Review From The House
READ IT • SEE IT • TASTE IT • LIVE IT
Vancouver Theatre: Blasted
Vancouver Theatre: Blasted
Blasted
by Sarah Kane
directed by Richard Wolfe
Pi Theatre
Performance Works, Granville Island
April 10 to 25, 2015.
Vancouver, BC: Everything was Blasted ! The protagonists, the set... and I. Knowing what was about to explode on stage before my eyes, I fortified myself with a pre-show glass of wine but that in no way softened the impact of this play. The anger, fear, acts so violent that I closed my eyes, hit me like the ton of the rubble that fell from the ceiling. Yet Kane's characters are so appallingly grotesque that mercifully I felt emotionally distanced from the pain I was observing.
Sarah Kane was only 23 in 1995, when Blasted, her first play, was staged at the Royal Court Theatre in London, to almost universal critical and audience condemnation. Four years and four plays later, Kane committed suicide, tragically never knowing that the power of her work would profoundly influence other playwrights, her plays would be produced around the world, and the much-reviled Blasted, would eventually be hailed as a work of high morality written by a poetic and authentically original voice.

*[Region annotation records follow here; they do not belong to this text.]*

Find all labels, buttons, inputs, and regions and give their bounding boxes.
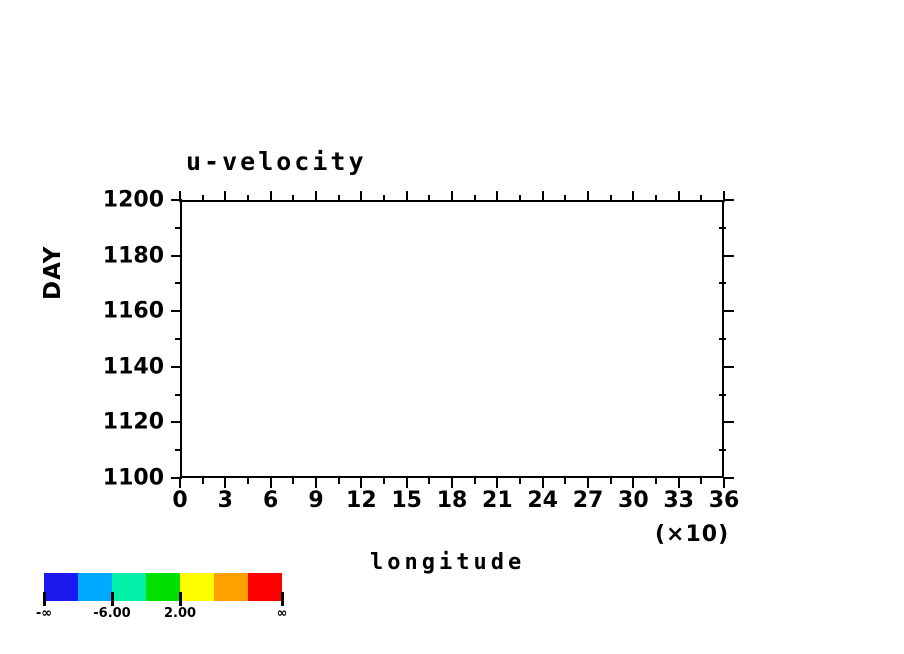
colorbar-tick	[281, 592, 284, 606]
y-tick-major	[171, 310, 182, 312]
x-tick-major	[360, 191, 362, 202]
heatmap-image	[180, 200, 724, 478]
y-tick-minor	[175, 282, 182, 284]
x-tick-major	[678, 191, 680, 202]
x-tick-major	[587, 477, 589, 488]
x-tick-major	[496, 191, 498, 202]
x-tick-minor	[564, 477, 566, 484]
heatmap-plot-area	[180, 200, 724, 478]
x-tick-minor	[292, 195, 294, 202]
x-tick-label: 15	[391, 488, 422, 513]
colorbar-band	[248, 573, 282, 601]
colorbar-tick-label: ∞	[277, 606, 288, 621]
chart-title: u-velocity	[186, 147, 367, 176]
x-tick-minor	[655, 477, 657, 484]
x-tick-label: 6	[263, 488, 278, 513]
x-tick-major	[451, 191, 453, 202]
x-tick-minor	[610, 477, 612, 484]
x-tick-label: 3	[218, 488, 233, 513]
x-tick-major	[406, 191, 408, 202]
x-tick-major	[542, 191, 544, 202]
x-tick-label: 21	[482, 488, 513, 513]
y-tick-major	[723, 310, 734, 312]
colorbar-tick-label: 2.00	[164, 606, 196, 621]
x-tick-label: 27	[573, 488, 604, 513]
x-tick-minor	[338, 195, 340, 202]
y-tick-major	[723, 199, 734, 201]
x-tick-major	[360, 477, 362, 488]
x-tick-major	[315, 191, 317, 202]
x-tick-minor	[247, 195, 249, 202]
colorbar-band	[78, 573, 112, 601]
x-tick-major	[587, 191, 589, 202]
colorbar-tick	[179, 592, 182, 606]
x-tick-minor	[247, 477, 249, 484]
colorbar-tick-label: -6.00	[93, 606, 130, 621]
x-tick-major	[270, 191, 272, 202]
y-tick-major	[171, 421, 182, 423]
y-tick-minor	[175, 338, 182, 340]
y-tick-major	[171, 255, 182, 257]
y-tick-label: 1120	[60, 410, 164, 435]
x-tick-major	[224, 477, 226, 488]
x-tick-label: 0	[172, 488, 187, 513]
y-tick-minor	[175, 227, 182, 229]
y-tick-major	[171, 366, 182, 368]
y-tick-minor	[719, 338, 726, 340]
y-tick-label: 1160	[60, 299, 164, 324]
x-tick-minor	[519, 195, 521, 202]
colorbar-band	[180, 573, 214, 601]
colorbar-band	[112, 573, 146, 601]
x-tick-minor	[700, 195, 702, 202]
x-tick-minor	[202, 477, 204, 484]
x-tick-major	[270, 477, 272, 488]
x-tick-major	[496, 477, 498, 488]
y-tick-label: 1180	[60, 243, 164, 268]
x-tick-minor	[610, 195, 612, 202]
y-axis-title: DAY	[40, 246, 66, 300]
colorbar	[44, 573, 282, 601]
x-tick-minor	[338, 477, 340, 484]
y-tick-major	[171, 199, 182, 201]
y-tick-major	[723, 255, 734, 257]
x-tick-minor	[564, 195, 566, 202]
x-tick-major	[632, 477, 634, 488]
colorbar-tick	[111, 592, 114, 606]
y-tick-major	[723, 366, 734, 368]
x-tick-minor	[383, 195, 385, 202]
y-tick-major	[723, 477, 734, 479]
colorbar-tick	[43, 592, 46, 606]
x-tick-minor	[292, 477, 294, 484]
y-tick-minor	[719, 449, 726, 451]
x-tick-minor	[428, 477, 430, 484]
x-tick-major	[678, 477, 680, 488]
y-tick-major	[723, 421, 734, 423]
x-tick-minor	[474, 477, 476, 484]
x-tick-label: 12	[346, 488, 377, 513]
x-tick-minor	[428, 195, 430, 202]
y-tick-minor	[719, 227, 726, 229]
x-axis-title: longitude	[370, 550, 525, 575]
x-tick-minor	[383, 477, 385, 484]
x-axis-multiplier: (×10)	[655, 522, 729, 547]
x-tick-minor	[474, 195, 476, 202]
x-tick-major	[451, 477, 453, 488]
colorbar-tick-label: -∞	[36, 606, 52, 621]
y-tick-minor	[175, 394, 182, 396]
y-tick-minor	[719, 394, 726, 396]
x-tick-label: 24	[527, 488, 558, 513]
y-tick-major	[171, 477, 182, 479]
y-tick-label: 1200	[60, 188, 164, 213]
colorbar-band	[146, 573, 180, 601]
x-tick-major	[542, 477, 544, 488]
x-tick-label: 36	[709, 488, 740, 513]
x-tick-minor	[700, 477, 702, 484]
x-tick-label: 30	[618, 488, 649, 513]
x-tick-minor	[519, 477, 521, 484]
x-tick-label: 33	[663, 488, 694, 513]
figure-canvas: u-velocity 0369121518212427303336 110011…	[0, 0, 904, 654]
x-tick-label: 9	[308, 488, 323, 513]
x-tick-minor	[202, 195, 204, 202]
y-tick-minor	[175, 449, 182, 451]
x-tick-minor	[655, 195, 657, 202]
y-tick-minor	[719, 282, 726, 284]
colorbar-band	[44, 573, 78, 601]
x-tick-major	[406, 477, 408, 488]
y-tick-label: 1140	[60, 354, 164, 379]
colorbar-band	[214, 573, 248, 601]
x-tick-major	[632, 191, 634, 202]
x-tick-major	[224, 191, 226, 202]
y-tick-label: 1100	[60, 466, 164, 491]
x-tick-major	[315, 477, 317, 488]
x-tick-label: 18	[437, 488, 468, 513]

The play opens in a downtown hotel room in Leeds. We hear a radio broadcaster warn of impending war but the streets outside are quiet.
Ian (Michael Kopsa) is a paranoid, potty-mouthed, racist, alcoholic, chain-smoking tabloid journalist. He has persuaded his simple-minded, seizure-prone, much-younger, ex-girlfriend, Cate (Cherise Clarke) to visit him. In between drinking, smoking and ranting, he repeatedly tries to have sex with her. She resists. The sense of impending violence escalates.

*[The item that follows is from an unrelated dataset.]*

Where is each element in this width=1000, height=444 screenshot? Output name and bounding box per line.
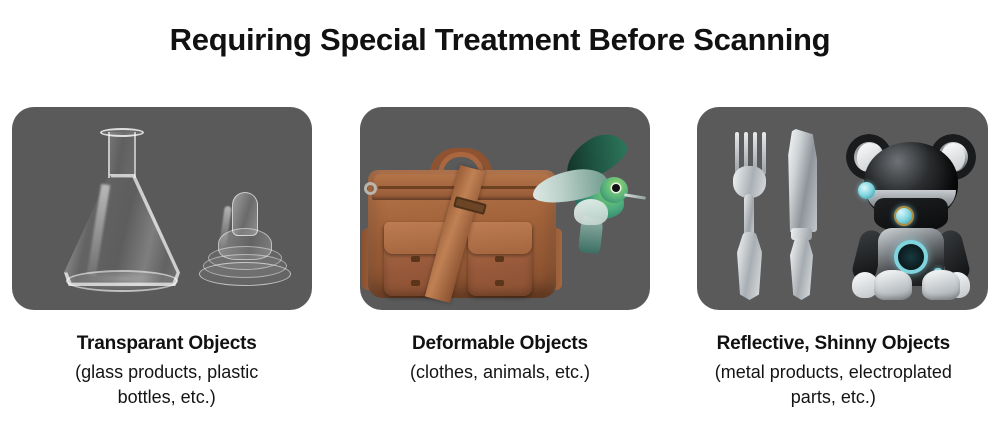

When a filthy soldier (Raresh Dimofte) bursts into the room wielding a gun, the violence is fully unleashed. The setting transforms to a war zone. A mortar shatters the building. It's hard to know what is more of an assault on one's senses - the physical acts of on-stage violence - anal rape, blinding, cannibalism - or the soldier's horrific spewing out of the description of his lover's torture and death.
Ugly as their characters were, all three actors were mesmerizing. I couldn't help feeling repulsed and profoundly soiled by Kopsa's Ian. I could barely listen to, never mind watch, Dimofte's soldier's acts of violence. Clarke's Cate just made me angry. Why was she there? For what did she come back to Ian?
This is not a play for anyone who just wants a night of amusement at the theatre. But if you are willing to be intellectually challenged and forced to confront the universal reality of man's inhumanity to "the other", Blasted is a must-see production. Kudos to Pi Theatre for having the courage to stage this in-your-face work.